So never mind about 2014. Better to remember the anniversaries of those watershed elections. That would be the 20th anniversary of the Gingrich Revolution of 1994, the 40th anniversary of the Watergate Class of 1974, and the 60th anniversary of the election of 1954, which was just too searing to be preserved by a capital-letter name. It was the upheaval of school integration. So if somebody will yell “Four!” here is a look back.

The Gingrich Revolution of 1994

Newt Gingrich loved zoos and history. He got something of both in the 1994 election. Gingrich was the minority whip, the second-ranking Republican in the House of Representatives, with a grand design to be the political Moses who would lead his party out of the wilderness to the majority for the first time in 40 years and make himself the speaker. The campaign season was a loud and unruly zoo of a history-making election, and Delaware played a part in it. For Gingrich, the election was made to order. Bill Clinton, the new Democratic president, was unpopular enough to be a drag on his party, and Gingrich captured the political high ground with the “Contract with America,” a new twist on the trusty old campaign pledge, offering conservative principles and congressional reform. Delaware was in the thick of the action with Bill Roth, the Republican senator, and Mike Castle, the Republican congressman and ex-governor, each up for a new term.

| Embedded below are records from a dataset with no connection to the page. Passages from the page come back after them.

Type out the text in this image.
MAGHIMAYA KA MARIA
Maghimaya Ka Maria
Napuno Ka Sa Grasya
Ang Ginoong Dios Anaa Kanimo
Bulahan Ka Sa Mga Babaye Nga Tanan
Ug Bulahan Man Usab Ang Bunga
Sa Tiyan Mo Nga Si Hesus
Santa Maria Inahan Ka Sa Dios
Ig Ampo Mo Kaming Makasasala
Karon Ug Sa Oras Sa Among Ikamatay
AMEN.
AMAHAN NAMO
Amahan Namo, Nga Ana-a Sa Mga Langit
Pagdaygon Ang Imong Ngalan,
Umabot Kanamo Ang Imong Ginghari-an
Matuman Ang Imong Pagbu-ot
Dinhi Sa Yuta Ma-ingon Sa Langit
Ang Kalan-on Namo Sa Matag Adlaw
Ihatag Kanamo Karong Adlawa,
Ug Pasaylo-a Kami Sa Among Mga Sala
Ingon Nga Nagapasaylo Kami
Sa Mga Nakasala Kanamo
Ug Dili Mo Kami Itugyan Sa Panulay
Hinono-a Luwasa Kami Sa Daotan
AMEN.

The national campaign unfolded in unforgettable fashion. The Republicans flipped 60 seats to take over the Senate and the House, with Roth and Castle rolling into the majority with their party. As history would have it, the Democrats’ last stand was right here in Delaware. Roth’s opponent was Charlie Oberly, then a three-term Democratic attorney general (and now the U.S. attorney). As darkness fell on the eve of the election, Oberly’s campaign staged a final rally in Rodney Square, and Bill and Hillary Clinton were there. It was the finish of their frantic and futile national tour to save the Democrats. Amid 4,000 people cheering and fireworks cascading and rock music blasting, the evening ended as Oberly and Hillary Clinton boogied together like there was no tomorrow. Fitting, because, for the Democrats, there was none.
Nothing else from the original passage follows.